Why Is This Legislation Important?
This Order is important because it demonstrates how Singapore’s Income Tax Act can be used to grant bespoke exemptions for foreign-sourced income. For tax advisers and in-house counsel, such instruments can materially affect effective tax rates, withholding tax planning, and the treatment of dividend income in Singapore.
From a compliance and risk perspective, the conditional incorporation of a separate letter of approval is a key feature. In practice, the approval letter may contain detailed obligations and conditions that are not visible in the Order text itself. Lawyers advising the beneficiary should therefore obtain, review, and maintain the approval letter and any subsequent amendments or related correspondence. During tax audits or disputes, the approval letter is likely to be the primary document establishing the exemption’s boundaries.

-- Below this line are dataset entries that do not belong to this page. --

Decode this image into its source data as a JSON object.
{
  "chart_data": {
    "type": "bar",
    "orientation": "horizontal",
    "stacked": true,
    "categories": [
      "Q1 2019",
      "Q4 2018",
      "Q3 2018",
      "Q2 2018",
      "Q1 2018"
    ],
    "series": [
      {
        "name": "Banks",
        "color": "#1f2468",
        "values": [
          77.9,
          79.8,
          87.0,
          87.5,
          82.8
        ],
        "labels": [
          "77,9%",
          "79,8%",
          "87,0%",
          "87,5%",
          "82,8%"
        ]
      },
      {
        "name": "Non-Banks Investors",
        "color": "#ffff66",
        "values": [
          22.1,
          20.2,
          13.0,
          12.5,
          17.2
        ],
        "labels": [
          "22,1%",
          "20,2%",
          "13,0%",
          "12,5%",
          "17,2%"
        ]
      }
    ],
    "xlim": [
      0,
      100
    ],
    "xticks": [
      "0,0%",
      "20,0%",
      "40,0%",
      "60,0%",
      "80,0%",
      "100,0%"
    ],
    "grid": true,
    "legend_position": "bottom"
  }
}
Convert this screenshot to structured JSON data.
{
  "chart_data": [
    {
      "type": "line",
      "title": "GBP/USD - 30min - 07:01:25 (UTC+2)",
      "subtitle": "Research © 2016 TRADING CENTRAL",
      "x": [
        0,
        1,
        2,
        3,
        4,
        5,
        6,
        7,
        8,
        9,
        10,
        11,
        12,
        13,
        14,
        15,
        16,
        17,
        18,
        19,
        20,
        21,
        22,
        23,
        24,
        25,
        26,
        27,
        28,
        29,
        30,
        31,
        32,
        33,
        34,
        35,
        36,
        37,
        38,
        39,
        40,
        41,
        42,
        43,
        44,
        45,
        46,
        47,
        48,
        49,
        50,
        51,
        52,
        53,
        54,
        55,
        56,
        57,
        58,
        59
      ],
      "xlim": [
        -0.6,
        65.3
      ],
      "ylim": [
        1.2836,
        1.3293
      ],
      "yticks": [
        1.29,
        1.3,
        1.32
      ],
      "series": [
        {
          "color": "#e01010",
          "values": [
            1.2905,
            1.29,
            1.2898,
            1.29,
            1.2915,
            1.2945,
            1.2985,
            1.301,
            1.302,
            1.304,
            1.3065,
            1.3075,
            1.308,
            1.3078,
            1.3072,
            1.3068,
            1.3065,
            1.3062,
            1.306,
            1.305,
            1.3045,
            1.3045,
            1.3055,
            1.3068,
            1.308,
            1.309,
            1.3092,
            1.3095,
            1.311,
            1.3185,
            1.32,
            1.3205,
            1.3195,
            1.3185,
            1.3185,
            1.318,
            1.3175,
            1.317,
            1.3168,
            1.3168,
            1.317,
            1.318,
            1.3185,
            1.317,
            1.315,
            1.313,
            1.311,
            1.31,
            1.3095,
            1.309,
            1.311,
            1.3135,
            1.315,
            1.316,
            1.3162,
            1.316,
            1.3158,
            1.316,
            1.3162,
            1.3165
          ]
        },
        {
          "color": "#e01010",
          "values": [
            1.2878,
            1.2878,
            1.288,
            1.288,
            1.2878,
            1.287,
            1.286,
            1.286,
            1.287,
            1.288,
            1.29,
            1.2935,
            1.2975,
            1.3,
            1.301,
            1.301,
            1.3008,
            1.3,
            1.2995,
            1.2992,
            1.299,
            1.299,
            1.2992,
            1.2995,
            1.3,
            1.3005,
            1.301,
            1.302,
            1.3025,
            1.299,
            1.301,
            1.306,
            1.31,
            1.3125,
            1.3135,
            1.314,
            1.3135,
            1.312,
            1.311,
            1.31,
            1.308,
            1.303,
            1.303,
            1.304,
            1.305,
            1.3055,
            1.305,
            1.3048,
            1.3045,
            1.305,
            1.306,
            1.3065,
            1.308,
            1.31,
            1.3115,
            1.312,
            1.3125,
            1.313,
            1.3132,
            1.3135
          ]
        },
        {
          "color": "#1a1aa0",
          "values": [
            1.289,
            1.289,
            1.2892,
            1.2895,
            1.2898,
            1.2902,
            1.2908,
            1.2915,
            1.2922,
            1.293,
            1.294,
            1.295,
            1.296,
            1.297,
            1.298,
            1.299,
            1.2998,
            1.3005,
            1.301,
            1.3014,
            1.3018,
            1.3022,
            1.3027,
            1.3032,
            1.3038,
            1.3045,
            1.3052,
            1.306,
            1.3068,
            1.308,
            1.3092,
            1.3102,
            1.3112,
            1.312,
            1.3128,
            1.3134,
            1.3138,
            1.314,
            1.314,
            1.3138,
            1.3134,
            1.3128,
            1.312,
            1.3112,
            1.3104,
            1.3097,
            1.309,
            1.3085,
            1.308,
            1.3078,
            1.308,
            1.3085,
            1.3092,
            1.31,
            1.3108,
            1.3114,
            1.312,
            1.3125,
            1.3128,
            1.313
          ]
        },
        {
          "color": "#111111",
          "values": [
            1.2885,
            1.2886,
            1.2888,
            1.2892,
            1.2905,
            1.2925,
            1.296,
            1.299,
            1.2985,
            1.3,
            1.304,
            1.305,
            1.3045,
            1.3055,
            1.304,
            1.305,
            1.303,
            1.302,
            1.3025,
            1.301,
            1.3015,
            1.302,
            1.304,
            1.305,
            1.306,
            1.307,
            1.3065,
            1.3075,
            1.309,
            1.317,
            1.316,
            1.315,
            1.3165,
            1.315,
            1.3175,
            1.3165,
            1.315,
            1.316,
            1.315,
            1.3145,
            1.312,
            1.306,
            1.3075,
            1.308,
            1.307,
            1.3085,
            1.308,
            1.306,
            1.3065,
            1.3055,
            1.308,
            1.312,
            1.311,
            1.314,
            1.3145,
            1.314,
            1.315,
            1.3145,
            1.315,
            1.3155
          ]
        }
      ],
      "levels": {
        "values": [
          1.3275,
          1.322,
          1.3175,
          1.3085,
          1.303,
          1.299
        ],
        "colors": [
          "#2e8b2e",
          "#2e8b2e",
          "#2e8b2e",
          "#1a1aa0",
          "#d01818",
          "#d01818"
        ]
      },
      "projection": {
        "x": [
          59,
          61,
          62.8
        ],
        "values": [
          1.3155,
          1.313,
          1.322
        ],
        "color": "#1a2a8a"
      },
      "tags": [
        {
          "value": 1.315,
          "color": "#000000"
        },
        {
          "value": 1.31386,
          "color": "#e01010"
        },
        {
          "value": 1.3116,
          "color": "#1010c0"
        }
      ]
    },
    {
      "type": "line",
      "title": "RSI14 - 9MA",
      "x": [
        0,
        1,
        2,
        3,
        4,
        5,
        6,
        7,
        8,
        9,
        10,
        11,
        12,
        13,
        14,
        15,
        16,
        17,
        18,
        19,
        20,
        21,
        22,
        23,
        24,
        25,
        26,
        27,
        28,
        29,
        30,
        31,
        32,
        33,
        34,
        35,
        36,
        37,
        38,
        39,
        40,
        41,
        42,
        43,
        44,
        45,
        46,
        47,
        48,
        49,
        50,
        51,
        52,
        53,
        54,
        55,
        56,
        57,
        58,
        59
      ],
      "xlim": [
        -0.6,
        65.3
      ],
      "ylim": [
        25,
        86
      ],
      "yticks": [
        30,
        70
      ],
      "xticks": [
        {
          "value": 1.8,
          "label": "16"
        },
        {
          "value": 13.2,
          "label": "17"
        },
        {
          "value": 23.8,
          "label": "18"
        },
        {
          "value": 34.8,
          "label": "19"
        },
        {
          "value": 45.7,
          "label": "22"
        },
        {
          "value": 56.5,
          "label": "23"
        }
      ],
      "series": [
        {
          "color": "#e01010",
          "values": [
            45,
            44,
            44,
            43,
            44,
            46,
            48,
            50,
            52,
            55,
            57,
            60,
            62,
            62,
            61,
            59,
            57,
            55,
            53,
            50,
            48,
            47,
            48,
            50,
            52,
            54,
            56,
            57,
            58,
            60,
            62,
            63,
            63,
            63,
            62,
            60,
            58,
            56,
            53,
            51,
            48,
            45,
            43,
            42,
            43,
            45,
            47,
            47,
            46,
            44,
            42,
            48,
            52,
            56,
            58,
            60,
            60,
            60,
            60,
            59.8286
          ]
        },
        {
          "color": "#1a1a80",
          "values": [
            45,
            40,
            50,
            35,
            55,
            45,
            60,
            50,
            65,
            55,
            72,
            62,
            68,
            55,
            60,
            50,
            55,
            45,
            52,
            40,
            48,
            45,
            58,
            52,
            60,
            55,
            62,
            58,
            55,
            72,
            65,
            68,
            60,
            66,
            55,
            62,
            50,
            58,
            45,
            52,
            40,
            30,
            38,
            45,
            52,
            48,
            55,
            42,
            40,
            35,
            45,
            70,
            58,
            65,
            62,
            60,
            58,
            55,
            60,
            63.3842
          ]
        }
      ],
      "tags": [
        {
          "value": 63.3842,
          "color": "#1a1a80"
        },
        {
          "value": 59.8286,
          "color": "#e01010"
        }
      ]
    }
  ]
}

Additionally, because the Order is current “as at 27 Mar 2026” (per metadata), practitioners should not assume that the exemption has expired merely because it was made in 2005. However, the continued availability of the exemption will still depend on whether the underlying approval remains valid and whether the conditions continue to be satisfied. Where investments are restructured, sold, or otherwise changed, counsel should assess whether such changes breach conditions or affect whether the dividends remain linked to “approved investments.”
Finally, this Order is a useful reference point for understanding the mechanics of section 13(12) exemptions under the Income Tax Act. Even though the instrument is narrow, it provides insight into how the Minister for Finance exercises discretion and how legal drafting can incorporate external documents (the approval letter) to define the operative conditions.
Related Legislation
- Income Tax Act (Chapter 134) — in particular, section 13(12) (authorising provision for exemptions)
- Income Tax Act timeline / legislation updates — for locating the correct version and any amendments affecting section 13(12)
Source Documents
This article provides an overview of the Income Tax (Exemption of Foreign Income) (No. 11) Order 2005 for legal research and educational purposes. It does not constitute legal advice. Readers should consult the official text for authoritative provisions.